Omar Khadr has been compensated 10.5 million dollars by the Canadian government and has received a formal apology for alleged human rights abuses against him, but many feel he deserves nothing.
It was during an Afghan firefight in July 2002 that 15-year-old Omar Khadr allegedly threw a grenade and killed Sergeant Christopher Speer. Since then, Khadr has been subject to a myriad of circumstances, including what he alleges are human rights abuses perpetrated by the Canadian government.
Khadr, after being detained and thrown into Guantanamo Bay, alleged that before and after his detainment he was subject to human rights abuses in the form of enhanced interrogation.
Notably, Khadr claimed that during 2003 and 2004 while being held in Guantanamo, he had his constitutional rights violated by Canadian officials, with his lawyers contending that his Guantanamo trial was directly related to the information extracted by the Canadian interrogation. With the information gleaned under interrogation leading to Khadr’s conviction, alleged torture would make the teen’s admission of guilt inadmissible.
On October 25th, 2015, Khadr plead guilty to the killing of Sergeant Christopher Speer, along with charges of terrorism and violations of the law of war.
A plea deal was granted that would see Khadr serve an additional year in Guantanamo and deliberate transfer to a Canadian facility. Canadian authorities initially refused to repatriate Khadr, but after a Supreme Court ruling in 2009 declared that the teen’s rights had been violated, ensuing repatriation was granted.
During this time, many advocated for Khadr’s return to the country, including the famous lieutenant-general Romeo Dallaire who petitioned his release into Canadian custody. In 2012 Khadr was transferred to a Canadian maximum-security prison and on May 7th of 2015 was released on bail, with subsequent lawsuits brought up against him by Speer’s widow and friend, leading to a grant of $134 million dollars, which has yet to be played out.
Omar Khadr and 2017 settlement with Canadian government
After filing a 20 million dollar lawsuit against the Canadian government in 2013, alleging that the country conspired with the US in abusing his rights, Khadr was compensated 10.4 million dollars on July 4th of this year. Three days later Attorney General Jody Wilson-Raybould and Public Safety Minister Ralph Goodale confirmed the compensation and formally apologized to Khadr on behalf of the government.
This did not sit right with a lot of people. This included the opposition leader Andrew Scheer, known for his traditionally conservative viewpoints. The Conservative MP was quoted as saying “if Omar Khadr is truly sorry for what he’s done, that money would be given directly to the family of Sgt. Speer”.
The case of Omar Khadr divides Canadians this way. There are those (mostly on the conservative side) who see the young man as nothing more than a convicted terrorist; and there are those (mostly on the liberal side), who see a child soldier forced into abuse and incarceration at the hands of government agencies.

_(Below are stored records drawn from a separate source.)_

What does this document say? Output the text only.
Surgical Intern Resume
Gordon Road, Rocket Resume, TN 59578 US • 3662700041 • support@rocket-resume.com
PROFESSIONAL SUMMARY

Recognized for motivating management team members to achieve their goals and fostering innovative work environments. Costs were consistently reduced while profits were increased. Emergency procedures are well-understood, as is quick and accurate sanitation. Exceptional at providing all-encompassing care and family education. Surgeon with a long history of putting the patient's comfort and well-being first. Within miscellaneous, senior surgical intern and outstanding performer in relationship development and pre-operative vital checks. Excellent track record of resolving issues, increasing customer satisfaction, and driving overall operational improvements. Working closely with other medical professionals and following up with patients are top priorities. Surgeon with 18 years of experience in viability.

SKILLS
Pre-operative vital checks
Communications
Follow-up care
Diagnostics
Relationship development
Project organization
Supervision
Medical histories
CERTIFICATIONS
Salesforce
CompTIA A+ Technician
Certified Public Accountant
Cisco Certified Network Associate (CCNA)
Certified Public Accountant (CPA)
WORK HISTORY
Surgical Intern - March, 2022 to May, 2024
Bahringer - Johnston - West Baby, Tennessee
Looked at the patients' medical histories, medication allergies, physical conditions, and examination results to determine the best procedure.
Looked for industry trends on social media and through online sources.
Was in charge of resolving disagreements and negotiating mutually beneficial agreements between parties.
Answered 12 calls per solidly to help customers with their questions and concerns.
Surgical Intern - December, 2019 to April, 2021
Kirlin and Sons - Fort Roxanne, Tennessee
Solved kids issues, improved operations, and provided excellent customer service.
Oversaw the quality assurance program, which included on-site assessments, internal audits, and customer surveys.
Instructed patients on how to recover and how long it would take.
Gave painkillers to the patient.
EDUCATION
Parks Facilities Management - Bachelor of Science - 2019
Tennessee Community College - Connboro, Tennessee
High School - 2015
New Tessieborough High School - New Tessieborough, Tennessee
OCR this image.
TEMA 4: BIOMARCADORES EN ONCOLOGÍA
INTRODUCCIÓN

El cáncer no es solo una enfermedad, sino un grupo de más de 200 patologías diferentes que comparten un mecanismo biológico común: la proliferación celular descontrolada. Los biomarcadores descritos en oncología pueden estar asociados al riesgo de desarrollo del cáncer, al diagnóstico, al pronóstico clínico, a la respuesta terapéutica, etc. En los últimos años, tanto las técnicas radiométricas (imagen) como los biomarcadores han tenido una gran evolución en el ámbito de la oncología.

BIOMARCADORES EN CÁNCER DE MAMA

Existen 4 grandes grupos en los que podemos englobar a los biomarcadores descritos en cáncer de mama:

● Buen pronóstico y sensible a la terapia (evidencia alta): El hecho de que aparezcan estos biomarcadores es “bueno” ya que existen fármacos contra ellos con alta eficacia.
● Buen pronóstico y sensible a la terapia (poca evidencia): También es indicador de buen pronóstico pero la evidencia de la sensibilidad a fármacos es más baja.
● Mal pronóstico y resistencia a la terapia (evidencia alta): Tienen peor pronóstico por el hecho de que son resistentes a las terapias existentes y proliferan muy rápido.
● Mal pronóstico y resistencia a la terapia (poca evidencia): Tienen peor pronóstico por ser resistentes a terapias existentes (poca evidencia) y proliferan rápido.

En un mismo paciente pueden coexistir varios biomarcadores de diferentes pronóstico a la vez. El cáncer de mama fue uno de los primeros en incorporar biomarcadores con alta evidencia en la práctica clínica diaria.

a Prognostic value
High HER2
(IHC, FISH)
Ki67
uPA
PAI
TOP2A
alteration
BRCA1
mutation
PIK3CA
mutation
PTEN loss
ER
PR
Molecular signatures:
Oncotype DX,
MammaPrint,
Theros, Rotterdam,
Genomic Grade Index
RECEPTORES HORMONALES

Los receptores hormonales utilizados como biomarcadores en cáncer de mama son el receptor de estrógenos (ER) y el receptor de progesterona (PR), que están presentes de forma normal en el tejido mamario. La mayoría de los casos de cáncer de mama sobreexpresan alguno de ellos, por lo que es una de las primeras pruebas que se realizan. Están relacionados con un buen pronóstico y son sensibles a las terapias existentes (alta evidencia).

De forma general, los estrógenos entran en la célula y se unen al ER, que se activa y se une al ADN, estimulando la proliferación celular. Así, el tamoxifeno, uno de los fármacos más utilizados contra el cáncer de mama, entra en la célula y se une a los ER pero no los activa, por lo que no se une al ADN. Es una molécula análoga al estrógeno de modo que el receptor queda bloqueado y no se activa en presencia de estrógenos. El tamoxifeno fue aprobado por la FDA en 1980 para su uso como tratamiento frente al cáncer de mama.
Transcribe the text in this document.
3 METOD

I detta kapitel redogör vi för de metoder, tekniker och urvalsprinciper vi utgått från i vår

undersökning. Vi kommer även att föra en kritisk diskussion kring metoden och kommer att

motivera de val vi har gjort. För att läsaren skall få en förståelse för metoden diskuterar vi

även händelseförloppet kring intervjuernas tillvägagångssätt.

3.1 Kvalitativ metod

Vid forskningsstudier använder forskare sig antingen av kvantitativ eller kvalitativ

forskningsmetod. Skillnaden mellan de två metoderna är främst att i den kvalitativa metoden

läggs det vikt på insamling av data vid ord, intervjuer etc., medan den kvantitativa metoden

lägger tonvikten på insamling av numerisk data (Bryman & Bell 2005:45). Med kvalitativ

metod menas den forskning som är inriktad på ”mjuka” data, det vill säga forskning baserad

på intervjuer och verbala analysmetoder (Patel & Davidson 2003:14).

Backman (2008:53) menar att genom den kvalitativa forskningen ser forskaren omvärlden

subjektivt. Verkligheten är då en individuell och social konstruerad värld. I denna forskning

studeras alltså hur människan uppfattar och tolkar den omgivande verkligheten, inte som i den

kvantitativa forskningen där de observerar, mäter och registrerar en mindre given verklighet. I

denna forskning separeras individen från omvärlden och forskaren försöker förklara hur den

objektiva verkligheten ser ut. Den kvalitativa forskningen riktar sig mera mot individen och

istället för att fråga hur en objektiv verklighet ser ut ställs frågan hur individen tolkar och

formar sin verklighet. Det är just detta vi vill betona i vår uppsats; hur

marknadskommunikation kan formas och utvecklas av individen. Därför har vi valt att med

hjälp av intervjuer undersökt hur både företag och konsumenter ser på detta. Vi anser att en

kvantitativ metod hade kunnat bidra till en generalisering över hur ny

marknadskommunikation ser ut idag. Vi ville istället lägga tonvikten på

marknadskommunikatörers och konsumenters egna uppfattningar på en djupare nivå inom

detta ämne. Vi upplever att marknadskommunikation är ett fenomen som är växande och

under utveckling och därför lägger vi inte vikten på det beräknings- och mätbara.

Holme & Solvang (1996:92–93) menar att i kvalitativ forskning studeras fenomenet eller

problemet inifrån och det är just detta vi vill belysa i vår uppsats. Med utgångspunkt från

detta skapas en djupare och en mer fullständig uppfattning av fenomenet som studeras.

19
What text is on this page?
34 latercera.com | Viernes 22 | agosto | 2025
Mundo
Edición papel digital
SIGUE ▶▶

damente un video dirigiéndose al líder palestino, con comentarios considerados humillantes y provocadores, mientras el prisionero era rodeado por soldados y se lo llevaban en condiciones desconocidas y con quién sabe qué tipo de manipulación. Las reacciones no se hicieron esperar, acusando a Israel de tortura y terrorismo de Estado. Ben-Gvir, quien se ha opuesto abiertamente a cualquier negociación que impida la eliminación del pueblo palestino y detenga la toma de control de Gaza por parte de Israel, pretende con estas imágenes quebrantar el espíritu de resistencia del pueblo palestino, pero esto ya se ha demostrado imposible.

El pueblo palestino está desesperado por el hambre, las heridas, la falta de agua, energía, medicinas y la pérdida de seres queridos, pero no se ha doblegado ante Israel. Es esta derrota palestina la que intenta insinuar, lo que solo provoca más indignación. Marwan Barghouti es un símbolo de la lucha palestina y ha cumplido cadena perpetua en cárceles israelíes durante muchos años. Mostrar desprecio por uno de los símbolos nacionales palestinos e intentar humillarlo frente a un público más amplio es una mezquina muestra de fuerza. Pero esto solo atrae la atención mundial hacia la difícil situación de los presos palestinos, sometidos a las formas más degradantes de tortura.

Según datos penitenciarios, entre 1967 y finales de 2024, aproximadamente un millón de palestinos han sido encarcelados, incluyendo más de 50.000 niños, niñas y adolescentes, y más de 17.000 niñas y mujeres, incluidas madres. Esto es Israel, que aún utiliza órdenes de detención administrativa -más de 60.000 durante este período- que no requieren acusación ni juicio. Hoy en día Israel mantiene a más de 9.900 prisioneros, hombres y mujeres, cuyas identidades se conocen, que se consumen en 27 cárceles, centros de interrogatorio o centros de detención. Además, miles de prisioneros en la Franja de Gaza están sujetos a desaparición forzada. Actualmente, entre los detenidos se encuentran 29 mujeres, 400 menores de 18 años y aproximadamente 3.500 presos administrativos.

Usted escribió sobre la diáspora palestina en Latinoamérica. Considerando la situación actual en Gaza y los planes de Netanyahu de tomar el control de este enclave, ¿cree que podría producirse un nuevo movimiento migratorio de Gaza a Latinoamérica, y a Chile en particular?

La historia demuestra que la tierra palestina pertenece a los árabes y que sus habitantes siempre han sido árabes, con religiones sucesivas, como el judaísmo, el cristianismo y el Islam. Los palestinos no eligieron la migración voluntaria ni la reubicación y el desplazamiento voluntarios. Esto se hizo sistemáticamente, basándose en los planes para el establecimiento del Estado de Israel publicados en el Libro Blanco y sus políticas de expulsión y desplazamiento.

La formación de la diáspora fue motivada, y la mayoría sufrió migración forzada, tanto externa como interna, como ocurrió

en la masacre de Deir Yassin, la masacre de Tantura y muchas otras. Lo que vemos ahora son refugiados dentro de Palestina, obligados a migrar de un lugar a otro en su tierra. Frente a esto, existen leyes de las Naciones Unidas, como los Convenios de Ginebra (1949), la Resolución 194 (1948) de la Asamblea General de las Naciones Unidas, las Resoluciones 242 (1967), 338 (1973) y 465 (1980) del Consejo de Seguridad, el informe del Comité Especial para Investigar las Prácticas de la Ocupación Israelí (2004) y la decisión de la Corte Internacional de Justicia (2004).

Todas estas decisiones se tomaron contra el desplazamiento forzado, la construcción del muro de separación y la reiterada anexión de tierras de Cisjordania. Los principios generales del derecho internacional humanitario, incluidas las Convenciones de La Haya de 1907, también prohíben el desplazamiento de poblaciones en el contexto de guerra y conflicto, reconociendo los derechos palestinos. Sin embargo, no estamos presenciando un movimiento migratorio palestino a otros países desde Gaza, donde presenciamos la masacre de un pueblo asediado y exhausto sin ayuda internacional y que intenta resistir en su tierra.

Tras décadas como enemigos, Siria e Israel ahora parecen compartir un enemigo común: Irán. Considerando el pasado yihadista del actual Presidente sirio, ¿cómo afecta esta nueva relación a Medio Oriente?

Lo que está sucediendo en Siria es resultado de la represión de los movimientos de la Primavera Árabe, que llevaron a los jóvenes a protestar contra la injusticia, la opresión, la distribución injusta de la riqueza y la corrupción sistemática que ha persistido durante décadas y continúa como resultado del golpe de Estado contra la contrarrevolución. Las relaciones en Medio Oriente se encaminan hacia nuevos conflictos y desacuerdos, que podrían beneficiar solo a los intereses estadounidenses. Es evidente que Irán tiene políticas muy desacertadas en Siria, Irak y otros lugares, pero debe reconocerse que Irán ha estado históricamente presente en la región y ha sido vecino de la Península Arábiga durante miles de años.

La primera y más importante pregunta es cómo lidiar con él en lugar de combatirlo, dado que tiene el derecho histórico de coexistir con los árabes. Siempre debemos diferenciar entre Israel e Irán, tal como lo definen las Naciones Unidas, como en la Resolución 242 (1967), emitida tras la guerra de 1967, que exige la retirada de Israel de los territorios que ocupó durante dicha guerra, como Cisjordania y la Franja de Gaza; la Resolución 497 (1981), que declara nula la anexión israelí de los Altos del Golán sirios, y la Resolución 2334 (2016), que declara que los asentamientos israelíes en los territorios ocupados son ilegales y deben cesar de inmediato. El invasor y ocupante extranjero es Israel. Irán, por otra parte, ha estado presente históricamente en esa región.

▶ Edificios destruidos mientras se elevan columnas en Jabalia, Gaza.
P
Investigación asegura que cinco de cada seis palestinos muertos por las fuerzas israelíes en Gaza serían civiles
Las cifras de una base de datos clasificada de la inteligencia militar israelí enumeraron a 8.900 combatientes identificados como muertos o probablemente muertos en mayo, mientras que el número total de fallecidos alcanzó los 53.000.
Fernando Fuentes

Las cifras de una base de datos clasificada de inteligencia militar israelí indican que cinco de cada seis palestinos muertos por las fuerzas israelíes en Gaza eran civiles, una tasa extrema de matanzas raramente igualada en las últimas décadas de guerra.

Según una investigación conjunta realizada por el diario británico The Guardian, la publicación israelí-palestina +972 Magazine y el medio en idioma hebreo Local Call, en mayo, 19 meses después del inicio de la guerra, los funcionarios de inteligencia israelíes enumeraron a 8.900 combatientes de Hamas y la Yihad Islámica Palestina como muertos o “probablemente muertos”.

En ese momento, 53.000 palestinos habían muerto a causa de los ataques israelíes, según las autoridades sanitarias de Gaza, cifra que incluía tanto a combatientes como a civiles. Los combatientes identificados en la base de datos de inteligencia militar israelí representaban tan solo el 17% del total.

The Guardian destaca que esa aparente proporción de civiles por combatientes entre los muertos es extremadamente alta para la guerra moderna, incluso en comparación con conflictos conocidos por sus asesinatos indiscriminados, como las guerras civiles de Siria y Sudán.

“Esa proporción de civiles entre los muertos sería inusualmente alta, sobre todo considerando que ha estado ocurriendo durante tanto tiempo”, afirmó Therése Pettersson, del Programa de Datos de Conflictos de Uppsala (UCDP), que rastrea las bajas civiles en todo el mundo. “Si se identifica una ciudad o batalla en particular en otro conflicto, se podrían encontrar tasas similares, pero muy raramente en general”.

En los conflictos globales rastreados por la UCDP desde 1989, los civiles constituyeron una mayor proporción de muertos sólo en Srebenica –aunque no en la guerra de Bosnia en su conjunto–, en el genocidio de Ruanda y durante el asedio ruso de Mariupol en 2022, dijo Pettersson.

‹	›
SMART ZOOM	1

The case of Khadr is hard to judge because the reality is that no one knows if he is truly guilty of the crime he was sentenced. If torture was involved and Khadr was forced into an admission of guilt, innocence in the death of Sergeant Speer is conceivable. But the truth is that because many see Khadr already through the prism of a convicted terrorist, his personage in the public sphere will always be tainted.
Indeed, many consider Khadr as nothing but a cold-blooded jihadist who managed to swindle 10.5 million dollars from the Canadian government, while at the same time barely paying for the murder of an American soldier. Khadr has lived a strange and complicated life. To judge and condemn or embrace the figure will be equally strange and complicated. The world sees Omar Khadr as either a child or a terrorist. His life and tribulations are mirrored in the opinions of other people who judge the figure by their own predisposition. This is the reality of such a figure, and although his government trials are over, his public ones are still forthcoming.